Les dents de lait n’ont pas de caries
FAUX : Les dents de lait peuvent être cariées au même titre que les dents définitives. Cependant, la plupart des caries sur les dents de lait ne deviennent douloureuses qu'aux stades les plus avancés. Il est également important de noter que les caries profondes des dents de lait peuvent venir altérer les germes des dents définitives sous-jacents. Il est donc primordial de prévenir ces caries par un brossage efficace dès le plus jeune âge et par une visite annuelle au cabinet dès l'âge de 3 ou 4 ans.

Le diabète augmente le déchaussement des dents
VRAI : Le déchaussement des dents (ou parodontite) est aggravé et accéléré chez les patients qui présentent un diabète non équilibré. Chez ces patients, le traitement du déchaussement dentaire est rendu plus difficile s'il ne se fait pas en concomitance avec le traitement du diabète.

Certaines personnes sont allergiques aux implants
FAUX : Les implants sont fabriqués en alliages de titane. Le titane est un matériau hautement biocompatible. Aucune allergie à un implant dentaire en titane n'a jamais été rapportée.

Les biberons de lait peuvent provoquer des caries chez les enfants
VRAI : Le lait fait partie des aliments cariogènes. Il favorise l'apparition des caries. Lorsque les enfants s'endorment avec un biberon, la stagnation d’une petite quantité de lait toute la nuit dans la bouche entraîne un fort risque d'apparition de caries.

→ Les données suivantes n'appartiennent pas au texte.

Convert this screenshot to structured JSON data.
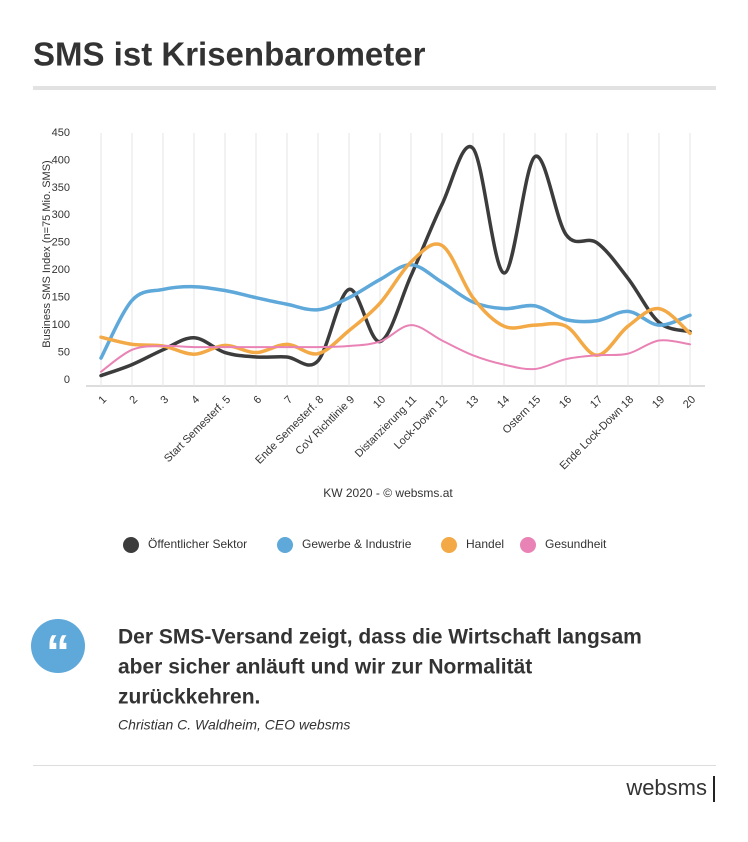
{
  "chart_data": {
    "type": "line",
    "title": "SMS ist Krisenbarometer",
    "y_label": "Business SMS Index (n=75 Mio. SMS)",
    "x_label": "KW 2020 - © websms.at",
    "categories": [
      "1",
      "2",
      "3",
      "4",
      "Start Semesterf. 5",
      "6",
      "7",
      "Ende Semesterf. 8",
      "CoV Richtlinie 9",
      "10",
      "Distanzierung 11",
      "Lock-Down 12",
      "13",
      "14",
      "Ostern 15",
      "16",
      "17",
      "Ende Lock-Down 18",
      "19",
      "20"
    ],
    "series": [
      {
        "name": "Öffentlicher Sektor",
        "color": "#3c3c3c",
        "values": [
          8,
          28,
          55,
          77,
          50,
          42,
          42,
          35,
          165,
          70,
          190,
          320,
          422,
          195,
          407,
          265,
          250,
          185,
          105,
          88
        ]
      },
      {
        "name": "Gewerbe & Industrie",
        "color": "#5ea8da",
        "values": [
          40,
          145,
          165,
          170,
          163,
          150,
          138,
          128,
          150,
          183,
          210,
          178,
          142,
          130,
          135,
          110,
          108,
          125,
          100,
          118
        ]
      },
      {
        "name": "Handel",
        "color": "#f3a945",
        "values": [
          78,
          65,
          62,
          47,
          63,
          50,
          65,
          48,
          90,
          140,
          215,
          245,
          150,
          98,
          100,
          98,
          45,
          98,
          130,
          85
        ]
      },
      {
        "name": "Gesundheit",
        "color": "#e982b5",
        "values": [
          15,
          55,
          62,
          60,
          60,
          60,
          60,
          60,
          62,
          70,
          100,
          72,
          45,
          28,
          20,
          38,
          45,
          48,
          72,
          65
        ]
      }
    ],
    "ylim": [
      0,
      450
    ],
    "yticks": [
      0,
      50,
      100,
      150,
      200,
      250,
      300,
      350,
      400,
      450
    ],
    "grid": true,
    "legend": "bottom"
  },
  "quote": {
    "icon": "“",
    "lines": [
      "Der SMS-Versand zeigt, dass die Wirtschaft langsam",
      "aber sicher anläuft und wir zur Normalität",
      "zurückkehren."
    ],
    "author": "Christian C. Waldheim, CEO websms"
  },
  "brand": "websms"
}
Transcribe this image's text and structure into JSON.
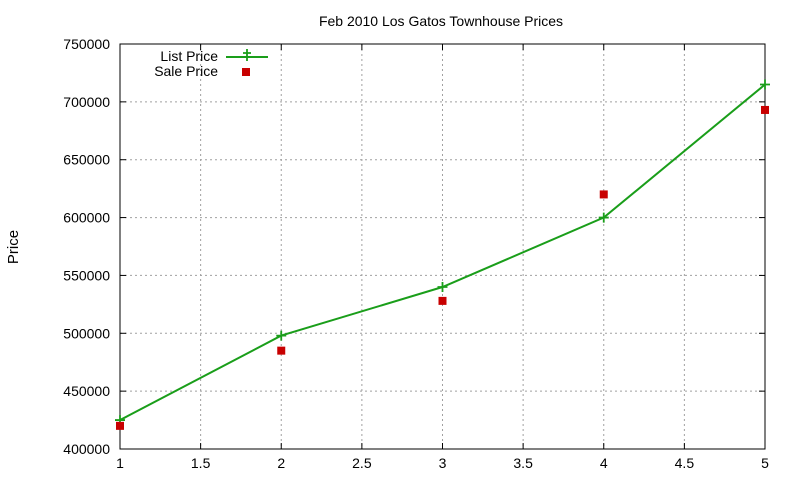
{
  "chart_data": {
    "type": "line",
    "title": "Feb 2010 Los Gatos Townhouse Prices",
    "xlabel": "",
    "ylabel": "Price",
    "xlim": [
      1,
      5
    ],
    "ylim": [
      400000,
      750000
    ],
    "x_ticks": [
      "1",
      "1.5",
      "2",
      "2.5",
      "3",
      "3.5",
      "4",
      "4.5",
      "5"
    ],
    "y_ticks": [
      "400000",
      "450000",
      "500000",
      "550000",
      "600000",
      "650000",
      "700000",
      "750000"
    ],
    "grid": true,
    "legend_position": "top-left",
    "series": [
      {
        "name": "List Price",
        "style": "linespoints",
        "marker": "plus",
        "color": "#1a9e1a",
        "x": [
          1,
          2,
          3,
          4,
          5
        ],
        "y": [
          425000,
          498000,
          540000,
          600000,
          715000
        ]
      },
      {
        "name": "Sale Price",
        "style": "points",
        "marker": "square",
        "color": "#c80000",
        "x": [
          1,
          2,
          3,
          4,
          5
        ],
        "y": [
          420000,
          485000,
          528000,
          620000,
          693000
        ]
      }
    ]
  }
}
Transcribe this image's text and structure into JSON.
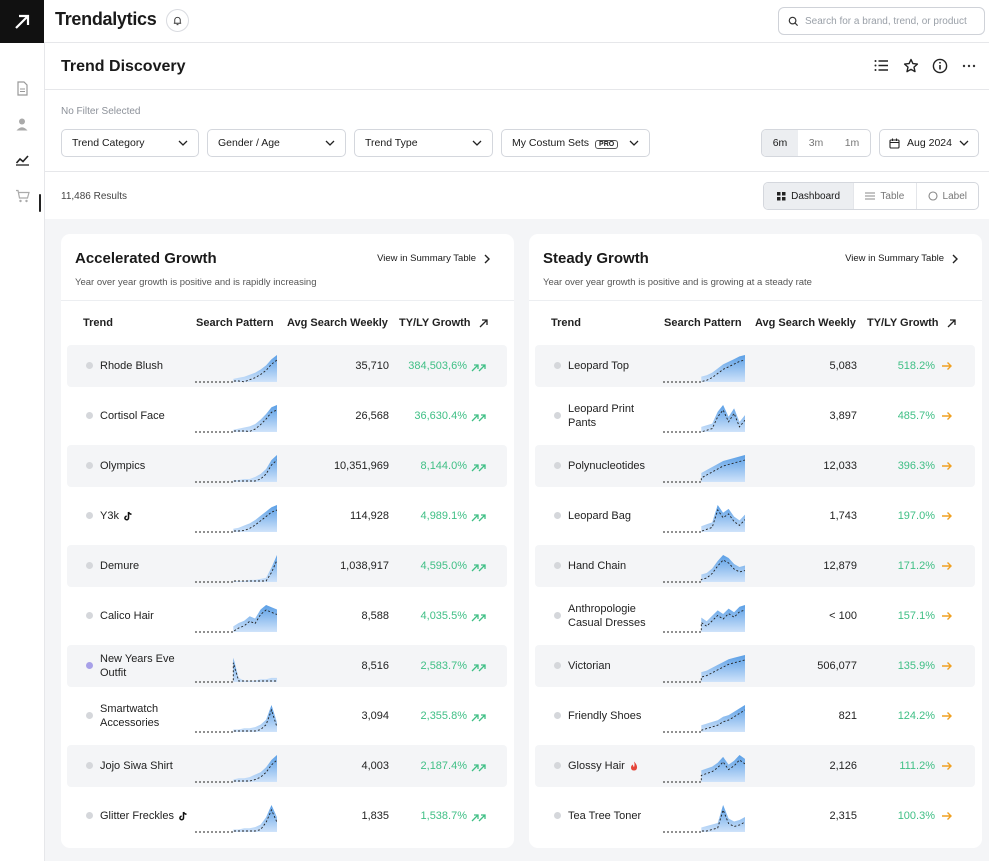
{
  "app": {
    "brand": "Trendalytics",
    "search_placeholder": "Search for a brand, trend, or product"
  },
  "page": {
    "title": "Trend Discovery"
  },
  "filters": {
    "no_filter": "No Filter Selected",
    "dropdowns": [
      "Trend Category",
      "Gender / Age",
      "Trend Type",
      "My Costum Sets"
    ],
    "pro_badge": "PRO",
    "ranges": [
      "6m",
      "3m",
      "1m"
    ],
    "selected_range": "6m",
    "date": "Aug 2024"
  },
  "results": {
    "count_label": "11,486 Results",
    "views": [
      "Dashboard",
      "Table",
      "Label"
    ],
    "selected_view": "Dashboard"
  },
  "colors": {
    "green": "#3fbf85",
    "orange": "#f0a020",
    "spark": "#7fb4ea"
  },
  "cards": [
    {
      "title": "Accelerated Growth",
      "subtitle": "Year over year growth is positive and is rapidly increasing",
      "link": "View in Summary Table",
      "columns": [
        "Trend",
        "Search Pattern",
        "Avg Search Weekly",
        "TY/LY Growth"
      ],
      "arrow": "double-up-right",
      "rows": [
        {
          "name": "Rhode Blush",
          "value": "35,710",
          "growth": "384,503,6%",
          "icon": "",
          "spark": [
            1,
            1,
            1,
            1,
            2,
            2,
            3,
            3,
            4,
            5,
            7,
            9,
            12,
            16,
            22,
            26
          ]
        },
        {
          "name": "Cortisol Face",
          "value": "26,568",
          "growth": "36,630.4%",
          "icon": "",
          "spark": [
            1,
            1,
            1,
            1,
            1,
            2,
            2,
            2,
            3,
            4,
            5,
            7,
            11,
            16,
            22,
            24
          ]
        },
        {
          "name": "Olympics",
          "value": "10,351,969",
          "growth": "8,144.0%",
          "icon": "",
          "spark": [
            1,
            1,
            1,
            1,
            1,
            2,
            2,
            2,
            2,
            3,
            3,
            5,
            8,
            13,
            22,
            27
          ]
        },
        {
          "name": "Y3k",
          "value": "114,928",
          "growth": "4,989.1%",
          "icon": "tiktok",
          "spark": [
            1,
            1,
            1,
            1,
            2,
            2,
            3,
            3,
            4,
            6,
            8,
            11,
            15,
            19,
            23,
            25
          ]
        },
        {
          "name": "Demure",
          "value": "1,038,917",
          "growth": "4,595.0%",
          "icon": "",
          "spark": [
            1,
            1,
            1,
            1,
            1,
            1,
            1,
            1,
            1,
            1,
            2,
            2,
            3,
            4,
            14,
            26
          ]
        },
        {
          "name": "Calico Hair",
          "value": "8,588",
          "growth": "4,035.5%",
          "icon": "",
          "spark": [
            1,
            1,
            1,
            1,
            2,
            2,
            3,
            5,
            8,
            10,
            14,
            12,
            20,
            24,
            22,
            20
          ]
        },
        {
          "name": "New Years Eve Outfit",
          "value": "8,516",
          "growth": "2,583.7%",
          "icon": "",
          "dot_color": "#a7a0e8",
          "spark": [
            1,
            2,
            20,
            3,
            1,
            1,
            2,
            18,
            3,
            1,
            1,
            1,
            2,
            2,
            3,
            3
          ]
        },
        {
          "name": "Smartwatch Accessories",
          "value": "3,094",
          "growth": "2,355.8%",
          "icon": "",
          "spark": [
            1,
            1,
            1,
            1,
            1,
            2,
            2,
            2,
            2,
            3,
            3,
            4,
            6,
            10,
            22,
            8
          ]
        },
        {
          "name": "Jojo Siwa Shirt",
          "value": "4,003",
          "growth": "2,187.4%",
          "icon": "",
          "spark": [
            1,
            1,
            1,
            1,
            1,
            2,
            2,
            2,
            3,
            3,
            4,
            6,
            8,
            12,
            18,
            22
          ]
        },
        {
          "name": "Glitter Freckles",
          "value": "1,835",
          "growth": "1,538.7%",
          "icon": "tiktok",
          "spark": [
            1,
            1,
            1,
            1,
            1,
            2,
            2,
            2,
            2,
            3,
            3,
            4,
            6,
            12,
            22,
            12
          ]
        }
      ]
    },
    {
      "title": "Steady Growth",
      "subtitle": "Year over year growth is positive and is growing at a steady rate",
      "link": "View in Summary Table",
      "columns": [
        "Trend",
        "Search Pattern",
        "Avg Search Weekly",
        "TY/LY Growth"
      ],
      "arrow": "right",
      "rows": [
        {
          "name": "Leopard Top",
          "value": "5,083",
          "growth": "518.2%",
          "icon": "",
          "spark": [
            1,
            1,
            1,
            1,
            2,
            2,
            3,
            4,
            5,
            7,
            10,
            13,
            15,
            17,
            19,
            20
          ]
        },
        {
          "name": "Leopard Print Pants",
          "value": "3,897",
          "growth": "485.7%",
          "icon": "",
          "spark": [
            1,
            1,
            1,
            1,
            1,
            2,
            2,
            3,
            4,
            5,
            12,
            16,
            9,
            14,
            6,
            10
          ]
        },
        {
          "name": "Polynucleotides",
          "value": "12,033",
          "growth": "396.3%",
          "icon": "",
          "spark": [
            2,
            2,
            2,
            3,
            3,
            4,
            5,
            6,
            8,
            10,
            12,
            14,
            15,
            16,
            17,
            18
          ]
        },
        {
          "name": "Leopard Bag",
          "value": "1,743",
          "growth": "197.0%",
          "icon": "",
          "spark": [
            1,
            1,
            1,
            1,
            1,
            2,
            2,
            3,
            4,
            5,
            14,
            10,
            12,
            8,
            6,
            9
          ]
        },
        {
          "name": "Hand Chain",
          "value": "12,879",
          "growth": "171.2%",
          "icon": "",
          "spark": [
            2,
            2,
            2,
            2,
            3,
            3,
            4,
            5,
            6,
            9,
            14,
            18,
            16,
            12,
            10,
            11
          ]
        },
        {
          "name": "Anthropologie Casual Dresses",
          "value": "< 100",
          "growth": "157.1%",
          "icon": "",
          "spark": [
            3,
            4,
            3,
            5,
            6,
            4,
            7,
            8,
            6,
            9,
            12,
            10,
            13,
            11,
            14,
            15
          ]
        },
        {
          "name": "Victorian",
          "value": "506,077",
          "growth": "135.9%",
          "icon": "",
          "spark": [
            3,
            3,
            3,
            4,
            4,
            5,
            6,
            7,
            8,
            10,
            12,
            14,
            16,
            17,
            18,
            19
          ]
        },
        {
          "name": "Friendly Shoes",
          "value": "821",
          "growth": "124.2%",
          "icon": "",
          "spark": [
            2,
            2,
            2,
            3,
            3,
            3,
            4,
            4,
            5,
            6,
            7,
            9,
            10,
            12,
            14,
            16
          ]
        },
        {
          "name": "Glossy Hair",
          "value": "2,126",
          "growth": "111.2%",
          "icon": "fire",
          "spark": [
            2,
            2,
            3,
            3,
            4,
            5,
            4,
            6,
            7,
            8,
            10,
            13,
            9,
            11,
            14,
            12
          ]
        },
        {
          "name": "Tea Tree Toner",
          "value": "2,315",
          "growth": "100.3%",
          "icon": "",
          "spark": [
            2,
            2,
            2,
            2,
            2,
            3,
            3,
            3,
            4,
            5,
            6,
            18,
            9,
            7,
            8,
            10
          ]
        }
      ]
    }
  ]
}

Si l'enfant consomme un biberon de lait avant le coucher il doit se brosser les dents juste après.

Une gencive qui saigne est une gencive malade ?
VRAI : Un saignement des gencives au brossage est le signe d'une gingivite, ou plus grave, d'une parodontite (déchaussement des dents). Le saignement est dû à une inflammation gingivale provoquée le plus souvent par la présence de bactéries et de tartre sous la gencive. Un traitement approprié doit alors être mis en place afin de contrôler cette situation.

Les adultes peuvent bénéficier de traitements orthodontiques comme les enfants et les adolescents
VRAI : Les déplacements et alignements dentaires peuvent être réalisés à tout âge, à condition que la bouche ait été débarrassée au préalable de tous foyers infectieux (carie, abcès, gingivite, ...). Chez les adultes on a recours, lorsque cela est possible, à des techniques de traitement invisibles.

Un implant dure toute une vie
FAUX : un implant peut durer de nombreuses années voire parfois toute une vie. Néanmoins, diverses complications peuvent survenir au niveau d'un implant : déchaussement, infection, fracture d'une vis ou de l'implant, ... Pour garantir un succès dans le temps de vos implants, un certain nombre de précautions s'imposent : hygiène irréprochable, contrôles réguliers chez votre chirurgien dentiste et utilisation d'un système d'implant éprouvé. Les implants sont des dispositifs efficaces et confortables mais nécessitent d'être entretenus minutieusement pour garantir leur succès à long terme.